I am thinking about the Amiga that I am using for tests... a "poor" A4000T with 68040@25... could it be that it needs time for the Amiga to be "connected" to my intranet? For example, even with fast PC, it takes a bit of time before other PCs are seen... perhaps simply the Amiga hangs instead than waiting for the connection to be extablished.
No, this isn't likely. The reason why the servers do not appear instantly is because they report their status at irregular intervals, and this information is collected and resent at irregular intervals, too, by the server which assumed responsibility for the network.
This is not a matter of speed or anything.
When you tell smbfs to connect to a server, it will first try to resolve the name of the server through a DNS (domain name system) lookup. If you do not run a local DNS server, then this lookup will probably fail. After it has failed, smbfs will repeat the lookup, but this time use a different query method which should work within the Samba/Windows network domain. This can fail, too, if the TCP/IP stack swallows the query packet sent.
What you see is probably the DNS lookup timing out and the second query attempt not always working.

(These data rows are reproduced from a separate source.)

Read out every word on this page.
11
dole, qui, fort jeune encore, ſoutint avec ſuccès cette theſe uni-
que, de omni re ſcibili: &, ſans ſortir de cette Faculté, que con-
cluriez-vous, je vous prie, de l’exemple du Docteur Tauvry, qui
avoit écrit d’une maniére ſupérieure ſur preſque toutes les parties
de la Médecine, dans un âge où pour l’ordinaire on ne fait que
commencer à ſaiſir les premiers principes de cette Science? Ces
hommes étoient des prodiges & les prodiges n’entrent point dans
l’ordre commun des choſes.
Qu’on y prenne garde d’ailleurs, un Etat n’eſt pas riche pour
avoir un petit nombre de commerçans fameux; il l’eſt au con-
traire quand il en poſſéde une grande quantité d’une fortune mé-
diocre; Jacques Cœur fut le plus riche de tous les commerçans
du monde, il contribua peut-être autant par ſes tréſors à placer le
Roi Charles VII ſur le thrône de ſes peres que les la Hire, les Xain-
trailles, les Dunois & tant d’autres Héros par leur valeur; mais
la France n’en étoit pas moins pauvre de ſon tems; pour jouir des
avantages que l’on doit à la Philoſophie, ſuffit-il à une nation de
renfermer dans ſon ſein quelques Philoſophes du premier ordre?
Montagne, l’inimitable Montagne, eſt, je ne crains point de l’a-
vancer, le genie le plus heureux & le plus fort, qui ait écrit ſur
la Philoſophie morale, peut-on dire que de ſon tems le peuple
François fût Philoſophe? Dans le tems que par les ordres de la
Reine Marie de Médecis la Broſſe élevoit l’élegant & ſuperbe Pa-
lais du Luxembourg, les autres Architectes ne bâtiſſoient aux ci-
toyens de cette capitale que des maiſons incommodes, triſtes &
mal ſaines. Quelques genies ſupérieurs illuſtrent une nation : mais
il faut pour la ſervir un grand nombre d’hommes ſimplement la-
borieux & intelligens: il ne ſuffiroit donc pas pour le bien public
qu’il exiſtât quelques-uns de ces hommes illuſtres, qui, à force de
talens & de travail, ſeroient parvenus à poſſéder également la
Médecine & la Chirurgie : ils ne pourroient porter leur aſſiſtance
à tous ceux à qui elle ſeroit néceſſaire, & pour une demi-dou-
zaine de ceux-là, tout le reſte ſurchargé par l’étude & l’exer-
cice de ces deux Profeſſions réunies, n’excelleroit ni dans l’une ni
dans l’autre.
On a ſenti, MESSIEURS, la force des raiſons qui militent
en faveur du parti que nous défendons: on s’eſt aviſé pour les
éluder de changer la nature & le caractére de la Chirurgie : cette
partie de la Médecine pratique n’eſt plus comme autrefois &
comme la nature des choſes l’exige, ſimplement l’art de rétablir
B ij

I am going to test the memory (always a good thing) and trying also Genesis that you tell it's faster... and also waiting for some time before asking for a connection...
Other suggestions?
Here's what I used to do: I set the IP address of the Samba (or Windows) server to a fixed number and then edited the Amiga's host name database to map it to a predefined name. In AmiTCP that database is a file called "AmiTCP:db/hosts", and I think you can manually edit the database in Miami.
Anyway, you'd put the fixed IP address there and the name of the server you picked. To access the server thruough smbfs, you'd use thsi predefined server name you added to the hosts database. This has the effect of the DNS lookup always succeeding.